Pagi subuh itu aku berangkat ke masjid sambil memperhatikan langit yang penuh bintang (kebiasaan memandang langit yang menjadi hobiku).. minggu itu memang keluar dari kebiasaan, dimana sebelumnya penuh dengan hujan sehingga yang menghias langit adalah mendung dan awan yang berarak dan kelabu, sedang hari-hari terakhir ini langit cerah, siang panas dan tak ada kelabu .. yang ada adalah langit biru yang berhias guratan awan yang indah dan menawan
Pagi itu pun langit berhias bulan tanggal tua yang tepat diatas arah jam 12, terlihat fenomena Halo yang melingkarinya dengan sempurna, lalu ku layangkan pandanganku ke sekitarnya dan…. sebuah rangkaian awan yang terlihat samar di langit subuh itu… Subhanallah.. awan itu dengan kuasaNya membentuk lafadz Allah… aku perhatikan dengan seksama sambil bertasbih..
Entahlah apa makna yang lebih dalam dari semua itu selain dari bahwa keberadaan Allah adalah mutlak!..
meski hari-hari ini aku merasa tersingkirkan dari keistikomahan.. aku mencoba mengurai hikmahnya.. aku masih jauh dariNya.. Dia memberikan pengingat bagi keduharkaan ini agar bertobat kepadaNya…
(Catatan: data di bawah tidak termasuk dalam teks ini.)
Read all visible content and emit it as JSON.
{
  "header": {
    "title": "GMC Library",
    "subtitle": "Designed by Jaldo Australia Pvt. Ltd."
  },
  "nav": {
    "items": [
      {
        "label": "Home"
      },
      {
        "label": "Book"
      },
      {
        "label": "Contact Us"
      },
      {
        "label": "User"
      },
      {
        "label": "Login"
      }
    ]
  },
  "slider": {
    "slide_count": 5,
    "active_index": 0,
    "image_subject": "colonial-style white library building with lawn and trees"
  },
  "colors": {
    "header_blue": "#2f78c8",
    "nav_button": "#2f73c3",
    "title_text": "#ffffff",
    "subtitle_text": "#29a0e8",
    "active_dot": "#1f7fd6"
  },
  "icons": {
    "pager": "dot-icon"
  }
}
Ya Allah berilah aku tobat nashuha….
istikomahkan hamba ya Allah..
Diarsipkan di bawah: Uncategorized
luar biasa..
itulah kata yang tepat untuk melukiskan kuasa-Nya atas semua mahluk
hari ini dan kemarin bagi hidupku yang sederhana ini adalah ketetapan takdir yang sarat hikmah..
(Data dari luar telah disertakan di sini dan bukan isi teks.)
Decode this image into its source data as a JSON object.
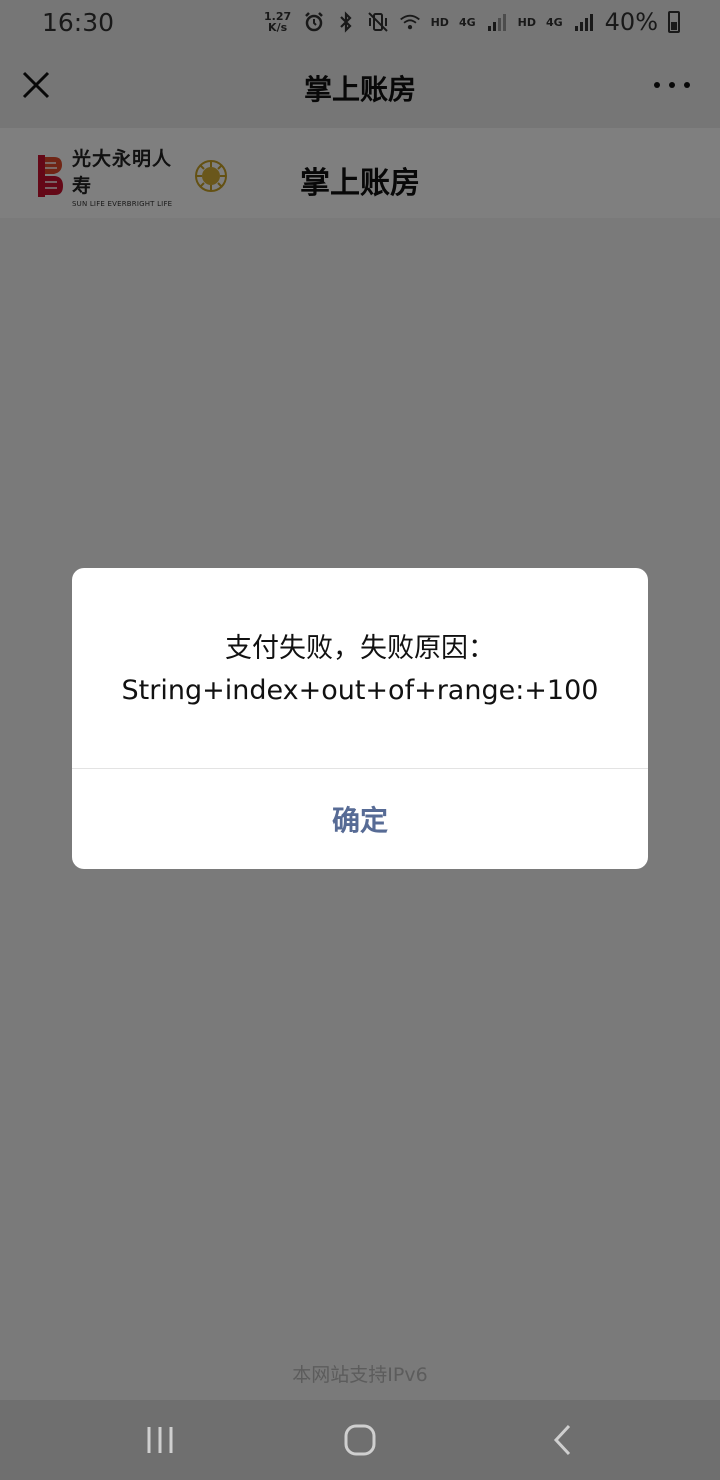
{
  "status_bar": {
    "time": "16:30",
    "network_speed_value": "1.27",
    "network_speed_unit": "K/s",
    "hd_1": "HD",
    "hd_2": "HD",
    "net_1": "4G",
    "net_2": "4G",
    "battery_percent": "40%",
    "icons": [
      "alarm-icon",
      "bluetooth-icon",
      "vibrate-icon",
      "wifi-icon",
      "signal-icon",
      "battery-icon"
    ]
  },
  "nav_bar": {
    "title": "掌上账房",
    "icons": [
      "close-icon",
      "more-icon"
    ]
  },
  "header": {
    "brand_cn": "光大永明人寿",
    "brand_en": "SUN LIFE EVERBRIGHT LIFE",
    "title": "掌上账房"
  },
  "dialog": {
    "line1": "支付失败，失败原因：",
    "line2": "String+index+out+of+range:+100",
    "confirm_label": "确定",
    "accent_color": "#576b95"
  },
  "footer": {
    "note": "本网站支持IPv6"
  },
  "system_nav": {
    "icons": [
      "recent-apps-icon",
      "home-icon",
      "back-icon"
    ]
  }
}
saat aku menulis ini teralun nasyid “takdir” dari Opick feat Melly, aku merasa maknanya bisa kuresapi
karena aku tidak terpisahkan dari takdir itu dan tidak terpinggirkan
dalam gulungannya yang pasti mengenai siapa saja. hikmah yang terdalam yang kupetik bahwa hidup ini mestinya berisi “keperdulian“. Apa saja yang kita kerjakan dengan mengandalkan ego kita sebenarnya adalah bentuk kesombongan. aku introspeksi …. bagaimana mungkin ketika aku mengatakan perduli, kalau saudara, orang tua atau teman harus terlebih dulu menyampaikan keperluannya padaku, bahkan mungkin dengan cara sedikit ekstrim kalau bukan karena ketidakperduliaanku pada mereka, tidak peka akan kebutuhan mereka, maka kata “perduli” yang kuakui telah ada pada diriku patut dipertanyakan….apakah benar aku telah perduli kepada mereka????betapa ego-ku telah menguasai berbagai hal dalam kehidupanku sehingga tidak ada yang tersisa selain kepentingan diriku dan bukan orang lain, mereka hanya mendapat sisa waktu yang kupunya itupun kalau ada..
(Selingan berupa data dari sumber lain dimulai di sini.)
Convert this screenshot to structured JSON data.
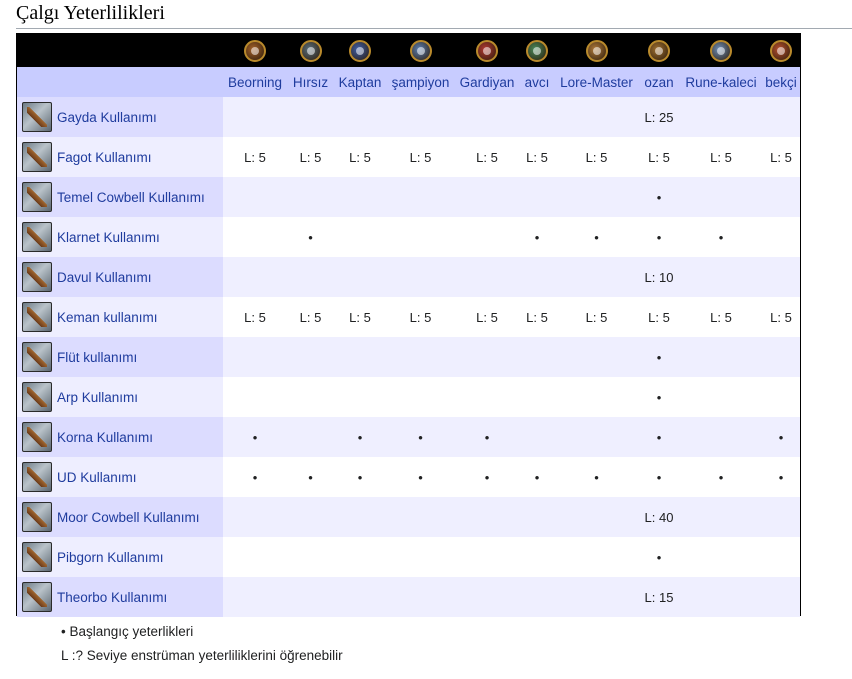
{
  "title": "Çalgı Yeterlilikleri",
  "classes": [
    {
      "name": "Beorning",
      "icon": "beorning-icon",
      "color": "#a5622a"
    },
    {
      "name": "Hırsız",
      "icon": "burglar-icon",
      "color": "#5a6e7a"
    },
    {
      "name": "Kaptan",
      "icon": "captain-icon",
      "color": "#3f5fa8"
    },
    {
      "name": "şampiyon",
      "icon": "champion-icon",
      "color": "#5c7fb0"
    },
    {
      "name": "Gardiyan",
      "icon": "guardian-icon",
      "color": "#b23a32"
    },
    {
      "name": "avcı",
      "icon": "hunter-icon",
      "color": "#4a8a5a"
    },
    {
      "name": "Lore-Master",
      "icon": "lore-master-icon",
      "color": "#b07a3a"
    },
    {
      "name": "ozan",
      "icon": "minstrel-icon",
      "color": "#a07030"
    },
    {
      "name": "Rune-kaleci",
      "icon": "rune-keeper-icon",
      "color": "#6f8fb8"
    },
    {
      "name": "bekçi",
      "icon": "warden-icon",
      "color": "#b8502e"
    }
  ],
  "rows": [
    {
      "name": "Gayda Kullanımı",
      "icon": "bagpipe-icon",
      "cells": [
        "",
        "",
        "",
        "",
        "",
        "",
        "",
        "L: 25",
        "",
        ""
      ]
    },
    {
      "name": "Fagot Kullanımı",
      "icon": "bassoon-icon",
      "cells": [
        "L: 5",
        "L: 5",
        "L: 5",
        "L: 5",
        "L: 5",
        "L: 5",
        "L: 5",
        "L: 5",
        "L: 5",
        "L: 5"
      ]
    },
    {
      "name": "Temel Cowbell Kullanımı",
      "icon": "cowbell-icon",
      "cells": [
        "",
        "",
        "",
        "",
        "",
        "",
        "",
        "•",
        "",
        ""
      ]
    },
    {
      "name": "Klarnet Kullanımı",
      "icon": "clarinet-icon",
      "cells": [
        "",
        "•",
        "",
        "",
        "",
        "•",
        "•",
        "•",
        "•",
        ""
      ]
    },
    {
      "name": "Davul Kullanımı",
      "icon": "drum-icon",
      "cells": [
        "",
        "",
        "",
        "",
        "",
        "",
        "",
        "L: 10",
        "",
        ""
      ]
    },
    {
      "name": "Keman kullanımı",
      "icon": "fiddle-icon",
      "cells": [
        "L: 5",
        "L: 5",
        "L: 5",
        "L: 5",
        "L: 5",
        "L: 5",
        "L: 5",
        "L: 5",
        "L: 5",
        "L: 5"
      ]
    },
    {
      "name": "Flüt kullanımı",
      "icon": "flute-icon",
      "cells": [
        "",
        "",
        "",
        "",
        "",
        "",
        "",
        "•",
        "",
        ""
      ]
    },
    {
      "name": "Arp Kullanımı",
      "icon": "harp-icon",
      "cells": [
        "",
        "",
        "",
        "",
        "",
        "",
        "",
        "•",
        "",
        ""
      ]
    },
    {
      "name": "Korna Kullanımı",
      "icon": "horn-icon",
      "cells": [
        "•",
        "",
        "•",
        "•",
        "•",
        "",
        "",
        "•",
        "",
        "•"
      ]
    },
    {
      "name": "UD Kullanımı",
      "icon": "lute-icon",
      "cells": [
        "•",
        "•",
        "•",
        "•",
        "•",
        "•",
        "•",
        "•",
        "•",
        "•"
      ]
    },
    {
      "name": "Moor Cowbell Kullanımı",
      "icon": "moor-cowbell-icon",
      "cells": [
        "",
        "",
        "",
        "",
        "",
        "",
        "",
        "L: 40",
        "",
        ""
      ]
    },
    {
      "name": "Pibgorn Kullanımı",
      "icon": "pibgorn-icon",
      "cells": [
        "",
        "",
        "",
        "",
        "",
        "",
        "",
        "•",
        "",
        ""
      ]
    },
    {
      "name": "Theorbo Kullanımı",
      "icon": "theorbo-icon",
      "cells": [
        "",
        "",
        "",
        "",
        "",
        "",
        "",
        "L: 15",
        "",
        ""
      ]
    }
  ],
  "legend": {
    "starting": "• Başlangıç yeterlikleri",
    "level": "L :? Seviye enstrüman yeterliliklerini öğrenebilir"
  },
  "colors": {
    "header_bg": "#c8ccff",
    "icon_row_bg": "#000000",
    "link": "#1f3c9e",
    "row_odd": "#efefff",
    "row_even": "#ffffff"
  }
}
inilah hikmah dalam yang kuraih saat ini, ketetapanNya yang berlaku bagiku adalah yang terbaik bagiku, saat aku tersadarkan akan hikmah dibalik kejadian.. aku semoga menjadi lebih perduli..
aku merasakan kebahagiaan saat bisa membuat orang lain tersenyum.. bahagia.. saat orang lain terpenuhi keperluannya meski dengan bantuan yang kecil dan tidak bermakna dariku.. sayangnya semua itu masih harus menunggu mereka menyampaikannya padaku… bukan hasil dari kepedulianku yang sesungguhnya..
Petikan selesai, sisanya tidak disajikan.